She was effusively welcomed by them. They had two small apartments in one of the numerous tenement buildings of Colon. Miss Proudleigh, although preferring dressmaking as a more genteel occupation, had become a private laundress, as more money could be made that way. She had hired a girl to help her; particularly, to go for and to take home the clothes, for that neither she nor Catherine would consent to do. Catherine assisted with the ironing. They were pleased to find that they earned four or five times as much at this work as they would have done in Jamaica. This almost compensated for the menial character of the work. Mr. Proudleigh discovered elements of dignity in it. His only contribution was gratuitous advice.

Catherine had news for Susan.

“Guess who I meet in Colon, Sue?” was her first remark, after Susan had taken off her hat.

“Jones!” said Susan instantly.

“He an’ Tom. Them tell me all about the row, an’ Jones come here sometimes during the day an’ in the evening. Him may come here to-day,” she concluded, with a glance at her sister to see how she took the news.
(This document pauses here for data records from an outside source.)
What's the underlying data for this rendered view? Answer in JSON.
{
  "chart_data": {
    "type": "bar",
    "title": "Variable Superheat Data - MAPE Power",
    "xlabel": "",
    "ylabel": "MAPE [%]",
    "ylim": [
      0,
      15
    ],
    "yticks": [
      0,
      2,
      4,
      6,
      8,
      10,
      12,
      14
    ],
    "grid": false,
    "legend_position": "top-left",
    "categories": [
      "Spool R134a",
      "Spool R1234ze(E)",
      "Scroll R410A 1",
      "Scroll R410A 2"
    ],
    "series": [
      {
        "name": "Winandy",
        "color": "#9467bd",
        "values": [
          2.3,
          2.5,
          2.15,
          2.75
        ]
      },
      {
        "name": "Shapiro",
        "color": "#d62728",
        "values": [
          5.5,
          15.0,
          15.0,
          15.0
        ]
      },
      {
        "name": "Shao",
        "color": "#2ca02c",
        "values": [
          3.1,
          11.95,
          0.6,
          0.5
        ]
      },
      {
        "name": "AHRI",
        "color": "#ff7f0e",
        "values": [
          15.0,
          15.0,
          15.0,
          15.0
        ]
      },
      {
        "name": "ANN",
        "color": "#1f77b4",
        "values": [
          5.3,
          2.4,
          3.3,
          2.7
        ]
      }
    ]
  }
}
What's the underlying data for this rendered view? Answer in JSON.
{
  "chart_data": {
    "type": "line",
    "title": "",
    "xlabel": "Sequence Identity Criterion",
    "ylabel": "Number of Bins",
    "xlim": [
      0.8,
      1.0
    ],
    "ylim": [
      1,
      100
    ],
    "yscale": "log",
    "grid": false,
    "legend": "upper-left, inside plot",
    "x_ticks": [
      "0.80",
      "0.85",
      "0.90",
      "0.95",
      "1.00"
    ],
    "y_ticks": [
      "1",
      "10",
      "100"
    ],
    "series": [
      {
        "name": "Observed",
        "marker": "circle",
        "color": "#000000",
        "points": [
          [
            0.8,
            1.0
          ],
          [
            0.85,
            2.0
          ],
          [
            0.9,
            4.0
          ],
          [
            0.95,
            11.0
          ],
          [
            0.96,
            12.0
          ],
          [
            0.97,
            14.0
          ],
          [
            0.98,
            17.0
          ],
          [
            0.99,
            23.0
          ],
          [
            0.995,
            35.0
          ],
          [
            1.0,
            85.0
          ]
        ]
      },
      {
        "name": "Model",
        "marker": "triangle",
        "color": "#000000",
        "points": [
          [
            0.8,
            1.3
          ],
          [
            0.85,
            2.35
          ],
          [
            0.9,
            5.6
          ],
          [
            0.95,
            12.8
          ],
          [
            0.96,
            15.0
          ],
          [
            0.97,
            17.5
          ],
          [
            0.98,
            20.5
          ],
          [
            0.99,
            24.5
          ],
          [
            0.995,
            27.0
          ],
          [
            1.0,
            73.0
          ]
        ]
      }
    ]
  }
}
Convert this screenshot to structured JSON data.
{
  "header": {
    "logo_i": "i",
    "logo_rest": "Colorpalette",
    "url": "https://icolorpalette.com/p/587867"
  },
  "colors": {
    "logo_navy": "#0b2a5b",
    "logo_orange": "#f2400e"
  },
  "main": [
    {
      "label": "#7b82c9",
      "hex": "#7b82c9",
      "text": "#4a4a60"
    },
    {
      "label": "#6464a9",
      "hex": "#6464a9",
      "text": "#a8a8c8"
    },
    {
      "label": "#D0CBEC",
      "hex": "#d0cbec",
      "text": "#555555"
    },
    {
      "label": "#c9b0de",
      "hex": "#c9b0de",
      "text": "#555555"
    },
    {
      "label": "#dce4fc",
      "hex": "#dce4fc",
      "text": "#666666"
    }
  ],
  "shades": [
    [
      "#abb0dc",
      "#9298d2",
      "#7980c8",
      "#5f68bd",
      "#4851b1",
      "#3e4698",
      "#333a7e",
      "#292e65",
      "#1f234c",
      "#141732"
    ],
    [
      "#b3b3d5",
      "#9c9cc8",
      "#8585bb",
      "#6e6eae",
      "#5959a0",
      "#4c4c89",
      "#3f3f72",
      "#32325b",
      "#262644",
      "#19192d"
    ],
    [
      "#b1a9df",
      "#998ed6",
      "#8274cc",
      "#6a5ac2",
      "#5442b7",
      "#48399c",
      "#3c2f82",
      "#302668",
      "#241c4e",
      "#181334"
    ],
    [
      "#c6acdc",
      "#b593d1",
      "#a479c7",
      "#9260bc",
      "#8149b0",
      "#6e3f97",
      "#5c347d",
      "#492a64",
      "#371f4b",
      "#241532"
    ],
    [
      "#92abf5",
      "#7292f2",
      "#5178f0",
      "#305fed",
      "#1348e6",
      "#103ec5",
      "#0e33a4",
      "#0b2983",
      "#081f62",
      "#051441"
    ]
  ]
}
Susan felt her heart leap as Catherine mentioned the possibility of Jones’s calling at the house while she was there. But she affected indifference.

“I don’t want to see him,” she said; “but it won’t matter.”

“Of course not,” observed her aunt, “for you are a lawfully married woman now.”

“An’ nobody can take dat from you,” Mr. Proudleigh insisted, as though some attempt to rob Susan of her married state was not at all unlikely.

“Nobody need try,” laughed Susan, pluming herself upon being Mrs. Mackenzie; “I have me marriage certificate.”